A U.N. food commission has adopted a new standard for the production and handling of powdered infant formula in a bid to prevent diseases in young children, health officials said Wednesday.

The benchmark, adopted by the Codex Alimentarius Commission, contains a series of measures for powdered baby formula to reduce the risk of contamination from a bacteria that can lead to serious illness, said Peter Ben Embarek, a food safety scientist with the World Health Organization.

A few years ago when babies became ill and even died because infant formula in developing countries was contaminated or was mixed with dirty water, it became clear that some products were unsafe, he said.

In China, for example, a producer in 2005 put too little nutritional value in an infant formula, leaving children malnourished and killing some of them.

The new standard includes recommendations for parents and caretakers on how to prepare the bottles for babies and how to safely store them, Embarek said.

«If you don't store the bottles properly, then you allow growth of these bacteria and the recontamination of the powder and therefore increase the risk of having this infection at the end,» he said.

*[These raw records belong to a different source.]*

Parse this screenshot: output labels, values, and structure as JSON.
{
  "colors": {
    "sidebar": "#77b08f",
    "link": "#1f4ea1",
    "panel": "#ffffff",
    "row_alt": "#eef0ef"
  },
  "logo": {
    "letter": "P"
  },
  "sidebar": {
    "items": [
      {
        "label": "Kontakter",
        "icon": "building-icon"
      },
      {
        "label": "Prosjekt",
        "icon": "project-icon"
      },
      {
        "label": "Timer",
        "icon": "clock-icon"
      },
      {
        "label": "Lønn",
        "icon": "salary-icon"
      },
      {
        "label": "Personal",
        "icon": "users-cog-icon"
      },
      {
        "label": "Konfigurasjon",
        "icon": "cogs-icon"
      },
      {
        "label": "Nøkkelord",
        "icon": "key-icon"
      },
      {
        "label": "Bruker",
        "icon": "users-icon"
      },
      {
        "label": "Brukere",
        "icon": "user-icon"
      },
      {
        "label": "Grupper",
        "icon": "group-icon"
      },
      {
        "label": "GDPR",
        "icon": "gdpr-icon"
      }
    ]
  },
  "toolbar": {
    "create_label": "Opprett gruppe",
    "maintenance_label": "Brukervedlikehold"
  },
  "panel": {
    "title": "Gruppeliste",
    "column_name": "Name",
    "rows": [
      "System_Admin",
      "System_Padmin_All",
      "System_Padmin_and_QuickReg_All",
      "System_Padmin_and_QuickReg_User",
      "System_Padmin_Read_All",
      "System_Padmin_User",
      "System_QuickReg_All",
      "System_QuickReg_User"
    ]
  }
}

The codex commission, which has 174 member countries plus the European Union, adopted the standard during its annual meeting held this week in Geneva.

The commission, set up by the Food and Agriculture Organization of the U.N. and the World Health Organization, is a worldwide reference for food safety for consumers and trade of foodstuffs. It is up to individual countries to adopt and enforce the standards.

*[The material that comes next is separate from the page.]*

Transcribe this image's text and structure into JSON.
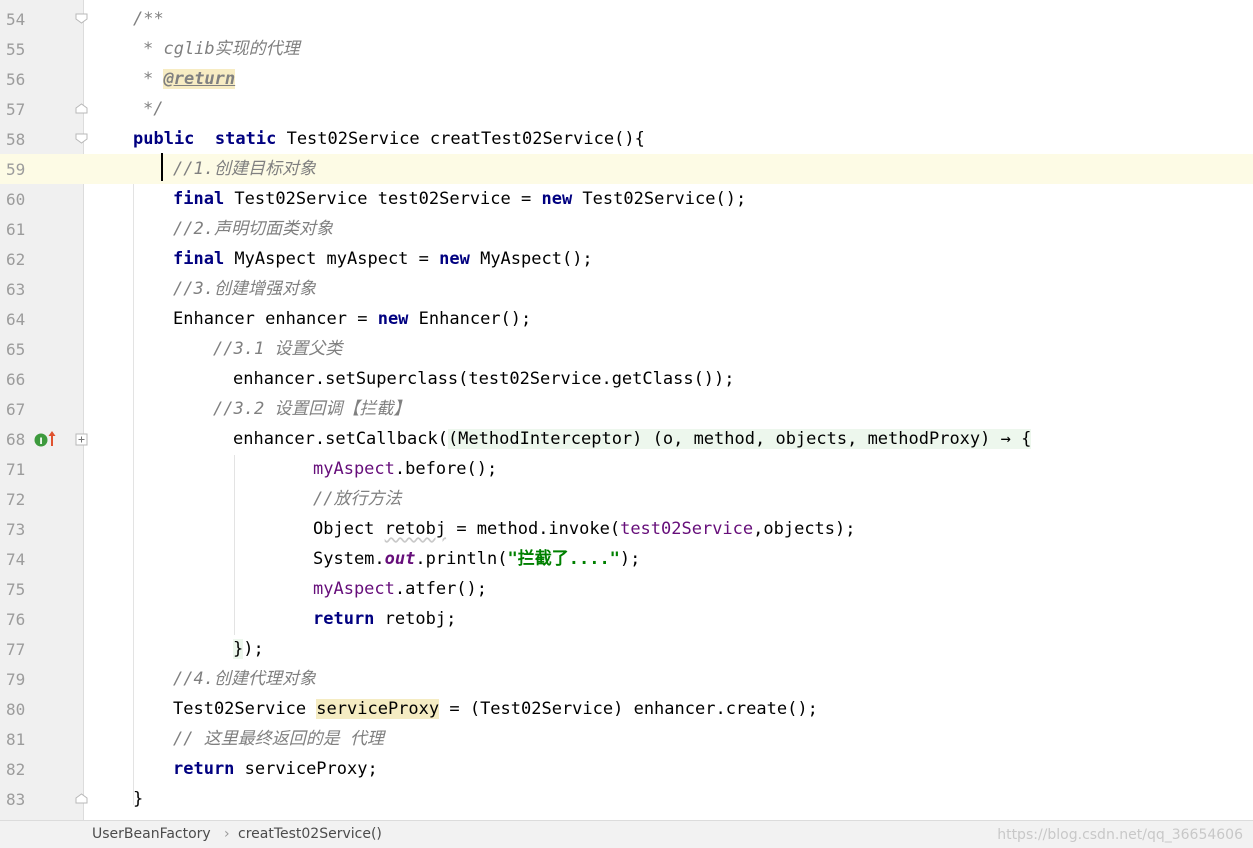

The commission also adopted guidelines to assess the potential health risk should genetically modified animals be used for food.

Although food made from GM animals has yet to come on the market, the commission decided to anticipate industry developments to make sure such food receives proper risk assessment before it reaches the consumer.

«There are developments in a number of countries,» said Jorgen Schlundt, a scientist in WHO's food safety division. «But whether a specific country decides to go on and put it on the market, that's really not our (business).

«GM food can be good to solve problems,» Schlundt said, referring to plants modified so that they can withstand dry weather or rice containing vitamin A.
«But GM food can also have risks and therefore we have to do risk assessment before using it,» he said.

The commission has already adopted similar guidelines for risk assessment for genetically modified plants and microorganisms.

Another new standard adopted by the commission states that food labeled gluten-free may not contain wheat, rye, barley or oats and the gluten level must not exceed 20 milligrams per kilogram.